The work of the Myrdals covered every major area of family policy
and planning from a marriage loan program to maternity relief.
Using theories and research of a then new science of demography,
the Myrdals did not so much demonstrate the interpretation of facts
and values as blue the distinction between them in order to
insinuate ideological claims and policy mandates. Carlson provides
careful historical documentation of social welfare and policy in
Sweden, indicating the uneven path to the brave new "middle way."
There was renewed emphasis on domesticity and traditionalism in the
1950s, and only in the 1980s was the Myrdal "revolution" truly
completed. For Carlson that revolution was less a tribute to the
Myrdals' perspicacity than to a concurrence of circumstances: weak
and inconsistent data, confusion over cause and effect, and
avoidance of controls in experimental settings.

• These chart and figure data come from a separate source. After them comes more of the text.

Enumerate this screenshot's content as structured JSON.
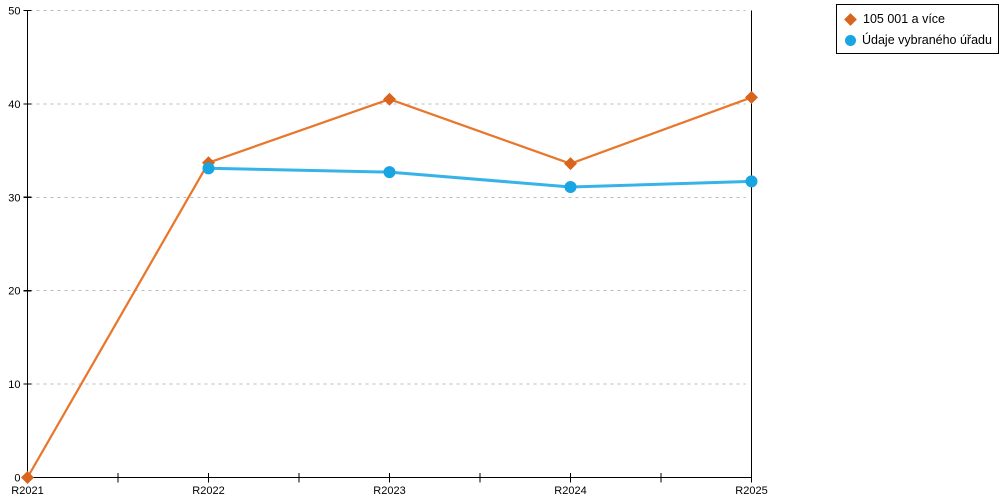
{
  "chart_data": {
    "type": "line",
    "title": "",
    "xlabel": "",
    "ylabel": "",
    "categories": [
      "R2021",
      "R2022",
      "R2023",
      "R2024",
      "R2025"
    ],
    "series": [
      {
        "name": "105 001 a více",
        "values": [
          0,
          33.7,
          40.5,
          33.6,
          40.7
        ],
        "marker": "diamond",
        "line_color": "#E8772B",
        "marker_color": "#D9641E"
      },
      {
        "name": "Údaje vybraného úřadu",
        "values": [
          null,
          33.1,
          32.7,
          31.1,
          31.7
        ],
        "marker": "circle",
        "line_color": "#38B3E8",
        "marker_color": "#18A5E2"
      }
    ],
    "ylim": [
      0,
      50
    ],
    "yticks": [
      0,
      10,
      20,
      30,
      40,
      50
    ],
    "grid": "horizontal-dashed",
    "grid_color": "#BBBBBB",
    "axis_color": "#000000",
    "legend_position": "top-right"
  }
}
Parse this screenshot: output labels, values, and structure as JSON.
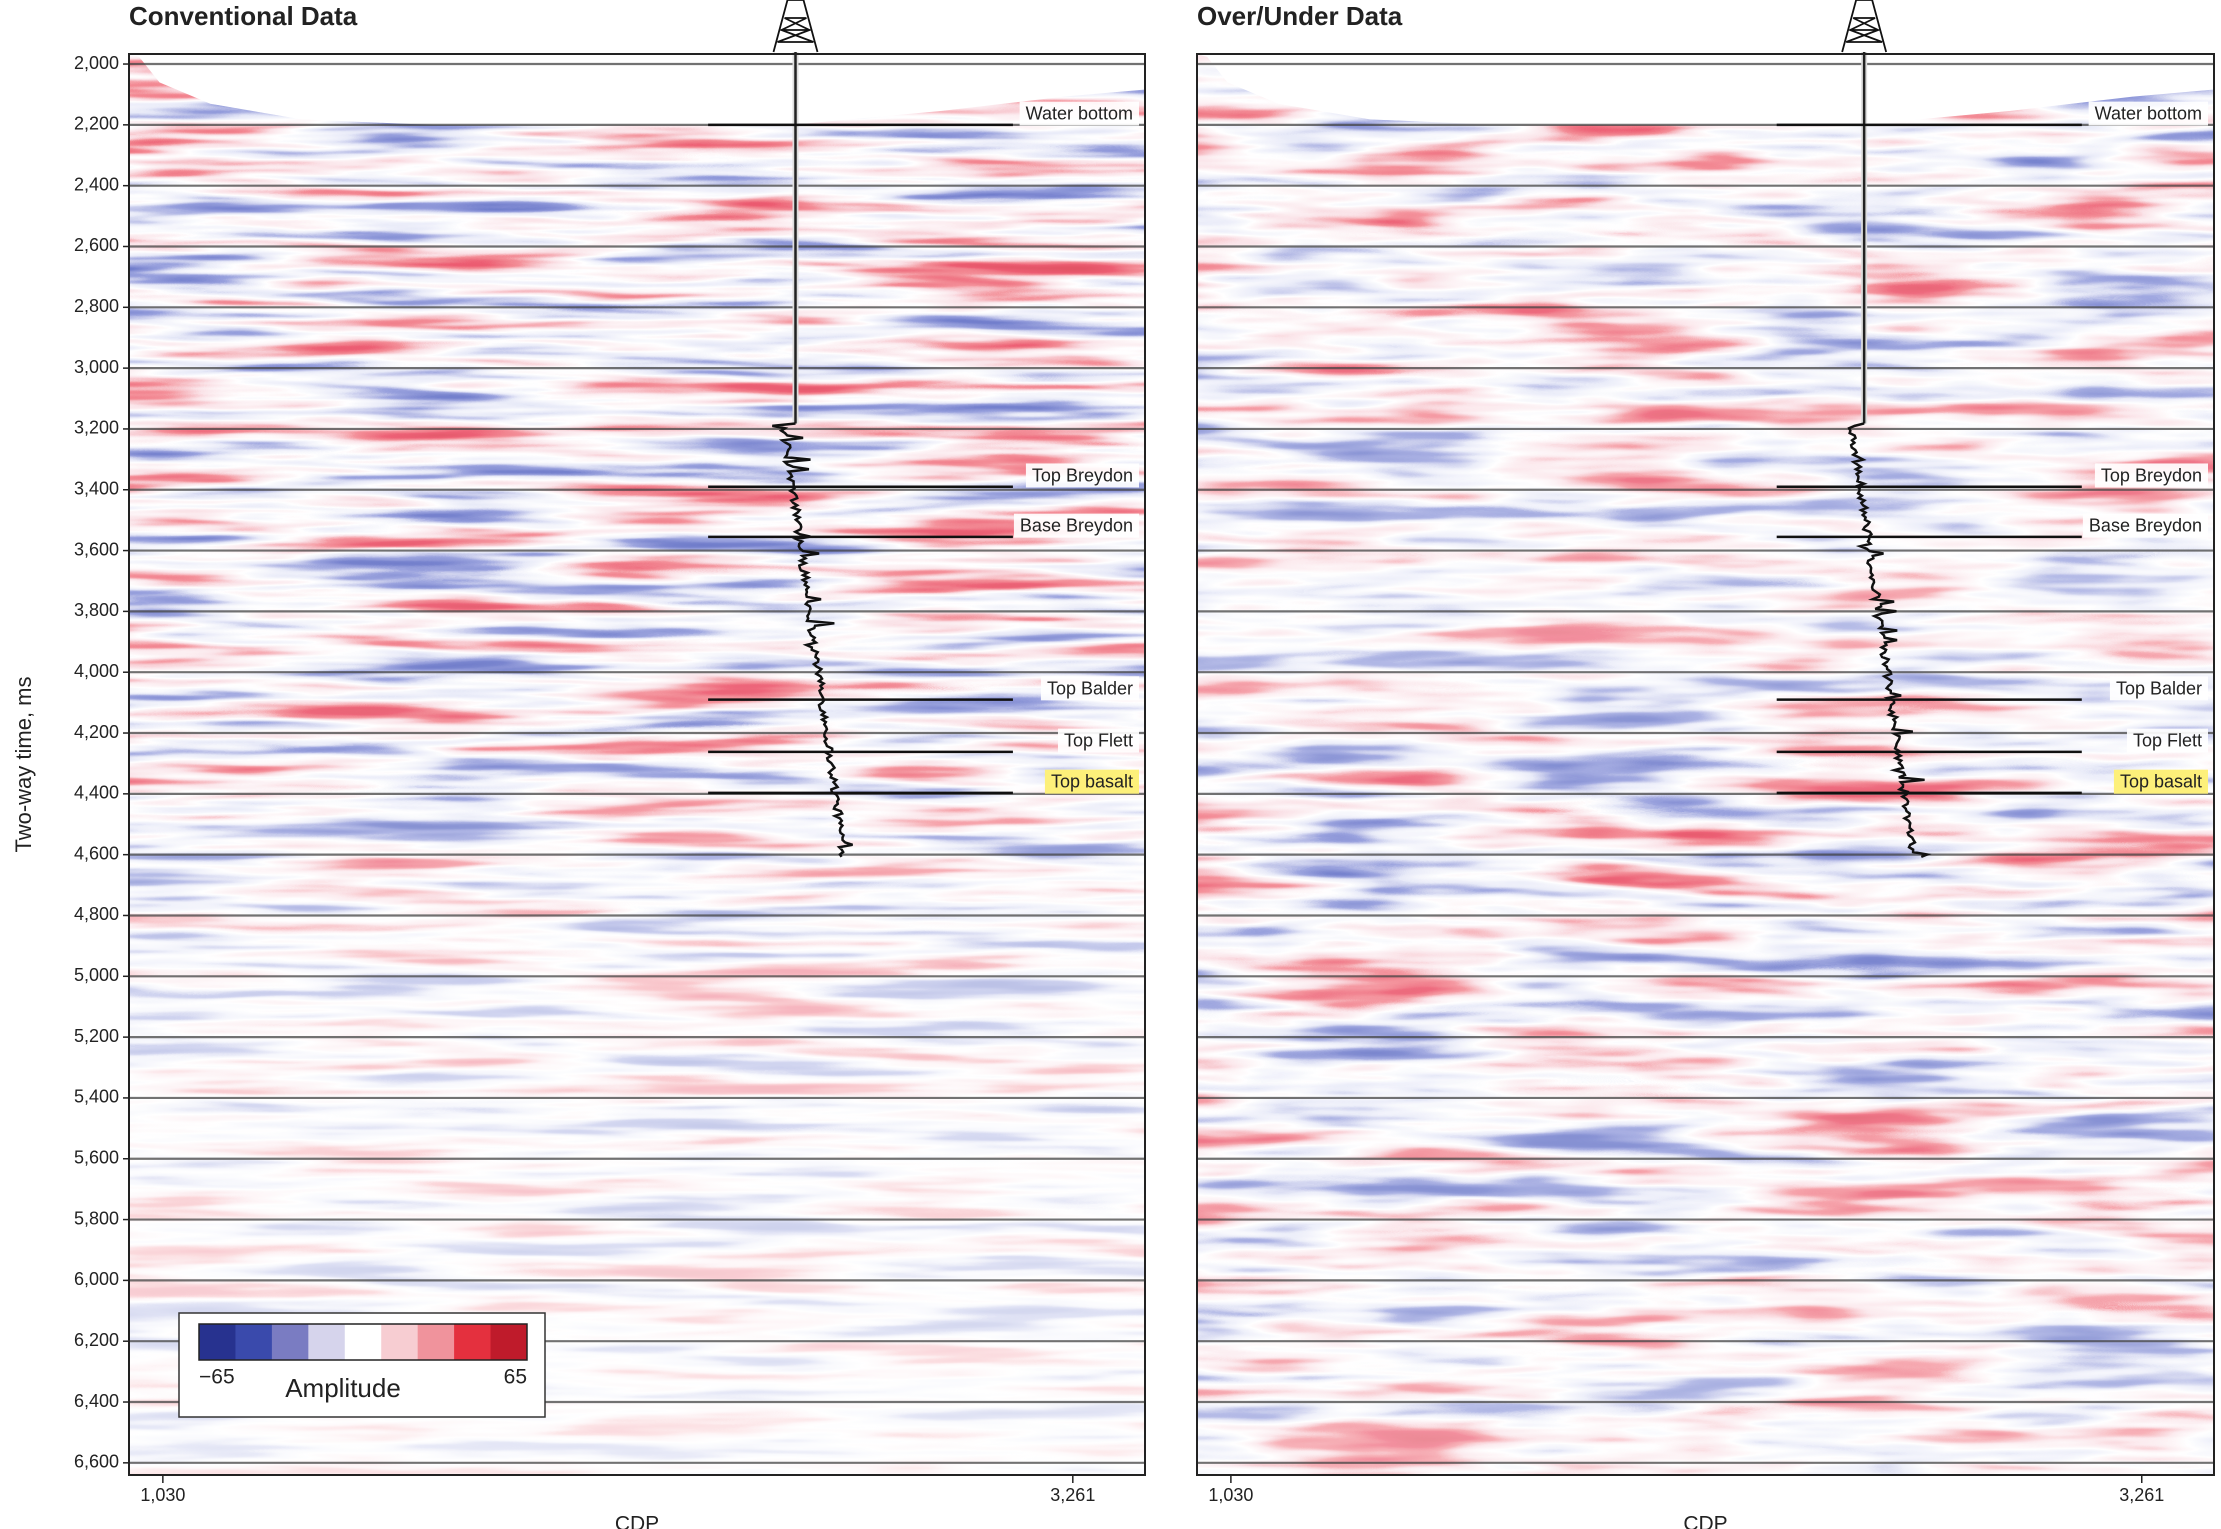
{
  "chart_data": [
    {
      "type": "seismic",
      "title": "Conventional Data",
      "ylabel": "Two-way time, ms",
      "xlabel": "CDP",
      "ylim": [
        6640,
        1967
      ],
      "yticks": [
        {
          "value": 2000,
          "label": "2,000"
        },
        {
          "value": 2200,
          "label": "2,200"
        },
        {
          "value": 2400,
          "label": "2,400"
        },
        {
          "value": 2600,
          "label": "2,600"
        },
        {
          "value": 2800,
          "label": "2,800"
        },
        {
          "value": 3000,
          "label": "3,000"
        },
        {
          "value": 3200,
          "label": "3,200"
        },
        {
          "value": 3400,
          "label": "3,400"
        },
        {
          "value": 3600,
          "label": "3,600"
        },
        {
          "value": 3800,
          "label": "3,800"
        },
        {
          "value": 4000,
          "label": "4,000"
        },
        {
          "value": 4200,
          "label": "4,200"
        },
        {
          "value": 4400,
          "label": "4,400"
        },
        {
          "value": 4600,
          "label": "4,600"
        },
        {
          "value": 4800,
          "label": "4,800"
        },
        {
          "value": 5000,
          "label": "5,000"
        },
        {
          "value": 5200,
          "label": "5,200"
        },
        {
          "value": 5400,
          "label": "5,400"
        },
        {
          "value": 5600,
          "label": "5,600"
        },
        {
          "value": 5800,
          "label": "5,800"
        },
        {
          "value": 6000,
          "label": "6,000"
        },
        {
          "value": 6200,
          "label": "6,200"
        },
        {
          "value": 6400,
          "label": "6,400"
        },
        {
          "value": 6600,
          "label": "6,600"
        }
      ],
      "xlim": [
        947,
        3438
      ],
      "xticks": [
        {
          "value": 1030,
          "label": "1,030"
        },
        {
          "value": 3261,
          "label": "3,261"
        }
      ],
      "horizons": [
        {
          "label": "Water bottom",
          "value": 2200
        },
        {
          "label": "Top Breydon",
          "value": 3390
        },
        {
          "label": "Base Breydon",
          "value": 3555
        },
        {
          "label": "Top Balder",
          "value": 4090
        },
        {
          "label": "Top Flett",
          "value": 4262
        },
        {
          "label": "Top basalt",
          "value": 4397,
          "highlight": "#fdf07a"
        }
      ],
      "colorbar": {
        "label": "Amplitude",
        "range": [
          -65,
          65
        ],
        "ticks": [
          {
            "value": -65,
            "label": "−65"
          },
          65
        ],
        "colors": [
          "#27328f",
          "#3a4aac",
          "#7a7cc2",
          "#d6d4ec",
          "#ffffff",
          "#f7cdd2",
          "#f0939c",
          "#e4303e",
          "#bf1b2b"
        ]
      }
    },
    {
      "type": "seismic",
      "title": "Over/Under Data",
      "xlabel": "CDP",
      "ylim": [
        6640,
        1967
      ],
      "xlim": [
        947,
        3438
      ],
      "xticks": [
        {
          "value": 1030,
          "label": "1,030"
        },
        {
          "value": 3261,
          "label": "3,261"
        }
      ],
      "horizons": [
        {
          "label": "Water bottom",
          "value": 2200
        },
        {
          "label": "Top Breydon",
          "value": 3390
        },
        {
          "label": "Base Breydon",
          "value": 3555
        },
        {
          "label": "Top Balder",
          "value": 4090
        },
        {
          "label": "Top Flett",
          "value": 4262
        },
        {
          "label": "Top basalt",
          "value": 4397,
          "highlight": "#fdf07a"
        }
      ]
    }
  ]
}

Swedish experiments in marriage and family yielded a variety of
results: a triumph of feminism over socialism; of reason over
tradition, central government over regionalism, urban multi-family
dwellings over suburban single family models, the therapeutic over
the moral; and finally the state over the family. Because the
Swedish "model" is widely regarded and emulated, this critique is
of immediate significance. It offers the general reader remarkable
insight into the nature of Scandinavian social life; and to the
specialist in demography, economy, and sociology, a perspective on
how social science can become itself the problem rather than
provide solutions in contemporary post-industrial life.
"Allan Carlson" is president of the Rockford Institute, and a
member of the National Commission on Children. He is the author of
"Family Questions: Reflections on the American Social Crisis."